Did you know?

Some facts about Ulster-Scots emigration & influence:

  • George Washington, the founding father of the United States, is alleged to have remarked: ‘If defeated everywhere else I will make my last stand for liberty among the Scotch-Irish [or Ulster-Scots] of my native Virginia’.

  • In May 1653 Oliver Cromwell gave orders that Ulster Presbyterians be deported to Kilkenny, Tipperary and Waterford.

  • Founded in 1613, Ballycarry is the oldest congregation in the Presbyterian Church in Ireland and is situated in Templecoran parish six miles north of Carrickfergus, Co. Antrim. It remains an area of strong Ulster-Scots settlement.

  • The first regularly constituted Presbytery in Ireland, composed of chaplains drawn from Robert Monro’s Scottish army, met in Carrickfergus on 10 June 1642.

  • Revd Francis Makemie (1658 – 1708) is usually regarded as the Father of American Presbyterianism.

  • The Presbyterian Historical Society was founded in 1907 with the remit of promoting interest in, knowledge of and understanding of the history of the three Presbyterian traditions which exist in Ireland: the Presbyterian Church in Ireland, the Non-Subscribing Presbyterian Church of Ireland and the Reformed Presbyterian Church of Ireland.

  • In the course of the eighteenth century 250,000 or more Ulster Scots left Ulster in search of a better life for themselves and their children in the New World. They left as a result of a complex mixture of economic and religious reasons which are difficult to disentangle satisfactorily.

  • The great Ulster-Scot exodus to the New World began in earnest when the Friends’ Goodwill sailed from Larne, County Antrim, for Boston, Massachusetts, in April 1717.

  • Francis Allison, another Donegal born Presbyterian minister, was a student of Francis Hutcheson and as a teacher played a crucial key role in transmitting Hutcheson’s political thought to the American colonies and in shaping opinion on American independence.

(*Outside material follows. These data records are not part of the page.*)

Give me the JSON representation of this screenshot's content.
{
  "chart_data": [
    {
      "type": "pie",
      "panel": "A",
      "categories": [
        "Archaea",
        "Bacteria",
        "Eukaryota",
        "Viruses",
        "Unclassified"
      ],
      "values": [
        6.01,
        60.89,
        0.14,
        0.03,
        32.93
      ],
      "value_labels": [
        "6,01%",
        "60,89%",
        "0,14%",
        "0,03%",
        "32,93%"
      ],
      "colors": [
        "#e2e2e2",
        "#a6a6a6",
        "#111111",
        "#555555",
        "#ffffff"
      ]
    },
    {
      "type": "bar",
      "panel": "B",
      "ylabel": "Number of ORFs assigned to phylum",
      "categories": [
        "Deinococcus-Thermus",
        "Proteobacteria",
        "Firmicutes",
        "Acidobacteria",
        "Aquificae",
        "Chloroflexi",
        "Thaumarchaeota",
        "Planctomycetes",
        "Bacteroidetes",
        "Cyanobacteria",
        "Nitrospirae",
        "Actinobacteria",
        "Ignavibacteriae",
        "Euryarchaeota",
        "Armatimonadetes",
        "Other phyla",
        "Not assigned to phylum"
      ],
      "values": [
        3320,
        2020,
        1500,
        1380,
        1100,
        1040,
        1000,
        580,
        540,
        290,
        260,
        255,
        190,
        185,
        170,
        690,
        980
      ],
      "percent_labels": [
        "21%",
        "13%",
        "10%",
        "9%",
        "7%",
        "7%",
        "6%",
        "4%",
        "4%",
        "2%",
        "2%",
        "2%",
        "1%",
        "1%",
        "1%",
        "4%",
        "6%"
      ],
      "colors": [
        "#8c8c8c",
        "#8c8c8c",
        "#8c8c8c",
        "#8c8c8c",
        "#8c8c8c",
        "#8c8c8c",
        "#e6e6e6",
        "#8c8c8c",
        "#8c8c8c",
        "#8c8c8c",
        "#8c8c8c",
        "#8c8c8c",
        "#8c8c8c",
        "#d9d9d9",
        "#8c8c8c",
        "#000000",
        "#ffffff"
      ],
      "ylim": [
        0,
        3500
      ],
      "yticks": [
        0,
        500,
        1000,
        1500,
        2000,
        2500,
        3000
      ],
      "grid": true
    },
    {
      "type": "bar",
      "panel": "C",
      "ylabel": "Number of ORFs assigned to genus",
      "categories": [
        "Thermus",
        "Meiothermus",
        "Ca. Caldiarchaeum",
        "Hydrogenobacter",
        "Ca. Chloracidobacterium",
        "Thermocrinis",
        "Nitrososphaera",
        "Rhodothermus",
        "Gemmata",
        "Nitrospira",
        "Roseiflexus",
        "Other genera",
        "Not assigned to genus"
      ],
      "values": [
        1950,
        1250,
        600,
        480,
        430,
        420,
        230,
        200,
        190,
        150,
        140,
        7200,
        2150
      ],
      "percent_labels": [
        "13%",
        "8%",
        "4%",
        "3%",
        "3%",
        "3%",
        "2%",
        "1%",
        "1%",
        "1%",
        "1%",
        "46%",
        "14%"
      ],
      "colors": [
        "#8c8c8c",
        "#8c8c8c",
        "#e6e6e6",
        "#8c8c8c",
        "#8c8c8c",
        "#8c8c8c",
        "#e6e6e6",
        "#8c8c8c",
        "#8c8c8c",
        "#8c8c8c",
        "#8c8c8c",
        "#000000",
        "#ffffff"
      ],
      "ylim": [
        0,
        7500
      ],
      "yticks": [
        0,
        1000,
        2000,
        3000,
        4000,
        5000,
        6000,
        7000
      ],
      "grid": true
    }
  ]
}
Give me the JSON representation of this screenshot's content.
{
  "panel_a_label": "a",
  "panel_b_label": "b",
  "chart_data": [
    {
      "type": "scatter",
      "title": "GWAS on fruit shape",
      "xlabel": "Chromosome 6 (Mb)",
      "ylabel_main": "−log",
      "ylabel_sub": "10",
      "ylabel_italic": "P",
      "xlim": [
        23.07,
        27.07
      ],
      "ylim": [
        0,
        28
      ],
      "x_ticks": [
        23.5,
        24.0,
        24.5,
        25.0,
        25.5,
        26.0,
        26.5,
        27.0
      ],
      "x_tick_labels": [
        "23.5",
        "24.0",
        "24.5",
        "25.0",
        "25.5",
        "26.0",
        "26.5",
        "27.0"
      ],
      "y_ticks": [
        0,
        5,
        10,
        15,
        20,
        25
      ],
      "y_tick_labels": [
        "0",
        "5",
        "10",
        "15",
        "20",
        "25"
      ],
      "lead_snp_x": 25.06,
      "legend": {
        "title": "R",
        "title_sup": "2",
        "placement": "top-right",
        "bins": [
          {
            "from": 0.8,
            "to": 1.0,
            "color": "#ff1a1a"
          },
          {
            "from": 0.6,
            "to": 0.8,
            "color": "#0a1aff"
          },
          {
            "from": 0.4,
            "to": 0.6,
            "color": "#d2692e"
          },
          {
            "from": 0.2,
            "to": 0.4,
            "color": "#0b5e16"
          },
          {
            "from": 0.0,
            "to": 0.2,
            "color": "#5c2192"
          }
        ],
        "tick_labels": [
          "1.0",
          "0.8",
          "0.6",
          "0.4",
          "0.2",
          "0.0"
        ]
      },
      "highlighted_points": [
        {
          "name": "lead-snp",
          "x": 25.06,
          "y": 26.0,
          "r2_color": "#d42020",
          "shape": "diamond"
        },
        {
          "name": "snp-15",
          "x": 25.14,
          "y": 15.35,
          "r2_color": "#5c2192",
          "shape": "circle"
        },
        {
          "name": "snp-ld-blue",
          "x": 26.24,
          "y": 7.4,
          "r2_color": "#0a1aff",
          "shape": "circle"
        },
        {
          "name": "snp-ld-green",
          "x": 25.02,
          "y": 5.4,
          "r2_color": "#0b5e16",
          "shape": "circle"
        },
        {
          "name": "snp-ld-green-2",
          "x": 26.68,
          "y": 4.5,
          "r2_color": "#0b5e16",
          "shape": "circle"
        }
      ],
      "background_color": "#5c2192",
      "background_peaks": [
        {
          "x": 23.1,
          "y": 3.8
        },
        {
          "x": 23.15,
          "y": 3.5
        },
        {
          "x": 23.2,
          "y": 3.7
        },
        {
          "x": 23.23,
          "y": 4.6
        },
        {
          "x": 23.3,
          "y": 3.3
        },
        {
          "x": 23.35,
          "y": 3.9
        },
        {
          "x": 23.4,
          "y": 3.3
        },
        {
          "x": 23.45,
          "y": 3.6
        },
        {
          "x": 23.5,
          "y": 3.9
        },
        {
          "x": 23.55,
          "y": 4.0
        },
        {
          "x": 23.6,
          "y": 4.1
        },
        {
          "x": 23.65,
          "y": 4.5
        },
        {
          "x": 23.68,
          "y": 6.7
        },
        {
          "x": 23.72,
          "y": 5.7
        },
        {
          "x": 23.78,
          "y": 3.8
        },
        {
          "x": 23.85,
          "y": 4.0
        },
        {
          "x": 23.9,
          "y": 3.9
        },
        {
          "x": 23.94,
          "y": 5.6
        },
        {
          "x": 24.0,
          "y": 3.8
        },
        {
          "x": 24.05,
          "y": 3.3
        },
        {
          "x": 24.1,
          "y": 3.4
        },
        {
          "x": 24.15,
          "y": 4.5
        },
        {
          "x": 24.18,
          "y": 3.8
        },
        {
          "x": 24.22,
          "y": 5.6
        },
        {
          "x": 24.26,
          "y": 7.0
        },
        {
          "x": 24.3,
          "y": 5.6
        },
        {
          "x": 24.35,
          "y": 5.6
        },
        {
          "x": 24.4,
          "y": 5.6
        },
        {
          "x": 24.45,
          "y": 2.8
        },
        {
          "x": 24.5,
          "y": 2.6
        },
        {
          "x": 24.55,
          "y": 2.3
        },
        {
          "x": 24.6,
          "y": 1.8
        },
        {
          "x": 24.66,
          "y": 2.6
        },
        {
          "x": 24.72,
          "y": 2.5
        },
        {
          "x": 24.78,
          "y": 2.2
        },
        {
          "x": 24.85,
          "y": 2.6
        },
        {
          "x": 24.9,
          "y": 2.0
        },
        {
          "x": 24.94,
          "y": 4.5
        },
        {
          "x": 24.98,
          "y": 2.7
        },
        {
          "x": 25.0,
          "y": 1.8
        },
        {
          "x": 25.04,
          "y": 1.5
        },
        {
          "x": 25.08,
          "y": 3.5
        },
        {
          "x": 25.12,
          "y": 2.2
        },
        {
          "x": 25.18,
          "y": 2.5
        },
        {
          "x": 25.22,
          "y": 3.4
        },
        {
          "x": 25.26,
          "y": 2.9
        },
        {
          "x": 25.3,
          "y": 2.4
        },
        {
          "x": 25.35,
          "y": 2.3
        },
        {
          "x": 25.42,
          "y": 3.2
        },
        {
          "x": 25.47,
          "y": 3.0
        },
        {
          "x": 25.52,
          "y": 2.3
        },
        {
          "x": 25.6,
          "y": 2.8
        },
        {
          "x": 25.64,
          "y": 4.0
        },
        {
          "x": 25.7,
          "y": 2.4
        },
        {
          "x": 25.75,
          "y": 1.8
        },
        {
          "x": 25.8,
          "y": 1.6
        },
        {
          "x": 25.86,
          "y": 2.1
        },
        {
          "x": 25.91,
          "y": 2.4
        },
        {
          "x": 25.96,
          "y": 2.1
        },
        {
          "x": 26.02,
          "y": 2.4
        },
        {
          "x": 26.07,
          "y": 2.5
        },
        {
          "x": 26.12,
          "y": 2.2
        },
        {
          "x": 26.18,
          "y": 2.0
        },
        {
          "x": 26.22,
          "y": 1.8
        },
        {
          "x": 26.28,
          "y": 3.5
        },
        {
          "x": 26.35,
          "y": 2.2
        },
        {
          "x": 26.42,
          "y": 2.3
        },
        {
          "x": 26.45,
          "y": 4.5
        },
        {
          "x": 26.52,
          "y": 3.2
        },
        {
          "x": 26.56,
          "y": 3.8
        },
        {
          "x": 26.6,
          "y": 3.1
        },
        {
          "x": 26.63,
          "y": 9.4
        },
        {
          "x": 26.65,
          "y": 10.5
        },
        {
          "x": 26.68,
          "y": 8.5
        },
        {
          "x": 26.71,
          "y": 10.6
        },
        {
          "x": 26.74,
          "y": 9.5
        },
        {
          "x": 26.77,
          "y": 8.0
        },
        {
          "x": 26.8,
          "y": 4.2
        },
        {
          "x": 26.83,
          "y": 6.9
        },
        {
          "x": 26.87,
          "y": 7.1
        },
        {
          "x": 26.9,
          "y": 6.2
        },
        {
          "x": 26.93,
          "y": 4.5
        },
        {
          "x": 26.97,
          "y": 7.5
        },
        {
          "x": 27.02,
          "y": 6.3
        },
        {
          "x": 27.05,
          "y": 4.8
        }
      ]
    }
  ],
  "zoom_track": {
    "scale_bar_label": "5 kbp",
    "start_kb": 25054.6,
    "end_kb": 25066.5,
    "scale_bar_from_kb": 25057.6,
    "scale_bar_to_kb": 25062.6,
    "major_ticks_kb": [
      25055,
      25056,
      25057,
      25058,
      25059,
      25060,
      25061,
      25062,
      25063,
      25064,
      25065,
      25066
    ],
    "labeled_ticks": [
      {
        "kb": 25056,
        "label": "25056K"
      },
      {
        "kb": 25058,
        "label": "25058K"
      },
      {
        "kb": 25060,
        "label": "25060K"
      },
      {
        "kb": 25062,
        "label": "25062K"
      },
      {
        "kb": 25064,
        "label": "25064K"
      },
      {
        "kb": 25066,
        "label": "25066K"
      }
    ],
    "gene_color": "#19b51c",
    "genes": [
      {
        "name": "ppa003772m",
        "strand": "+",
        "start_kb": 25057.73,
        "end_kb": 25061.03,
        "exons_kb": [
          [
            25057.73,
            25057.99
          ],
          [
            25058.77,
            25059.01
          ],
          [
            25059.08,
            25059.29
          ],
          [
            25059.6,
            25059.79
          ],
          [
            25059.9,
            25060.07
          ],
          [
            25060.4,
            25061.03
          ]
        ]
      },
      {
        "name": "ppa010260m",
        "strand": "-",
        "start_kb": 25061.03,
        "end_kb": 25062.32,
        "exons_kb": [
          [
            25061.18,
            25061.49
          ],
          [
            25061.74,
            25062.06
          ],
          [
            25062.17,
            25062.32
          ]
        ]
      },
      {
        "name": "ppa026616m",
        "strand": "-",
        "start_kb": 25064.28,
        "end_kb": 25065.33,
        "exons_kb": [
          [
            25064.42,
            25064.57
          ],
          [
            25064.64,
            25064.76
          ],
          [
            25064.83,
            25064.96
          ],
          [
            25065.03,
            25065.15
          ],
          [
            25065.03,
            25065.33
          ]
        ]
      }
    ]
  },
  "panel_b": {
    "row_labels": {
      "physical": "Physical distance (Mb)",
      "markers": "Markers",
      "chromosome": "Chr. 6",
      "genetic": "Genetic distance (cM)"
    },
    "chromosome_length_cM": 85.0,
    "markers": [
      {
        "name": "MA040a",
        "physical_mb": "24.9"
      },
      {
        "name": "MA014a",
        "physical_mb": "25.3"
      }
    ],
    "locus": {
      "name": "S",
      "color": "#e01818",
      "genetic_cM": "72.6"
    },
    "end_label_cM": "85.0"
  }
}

  • Contrary to popular opinion, not all Ulster Scots supported the American Revolution. For example: Alexander Chesney from Dunclug, near Ballymena, emigrated with his parents and seven brothers and sisters to South Carolina. Although his younger brother was a rebel, during the Revolutionary War Alexander served as an officer in the loyalist militia. After the war he returned to Ireland and in 1798 he helped to suppress the United Irish rebellion.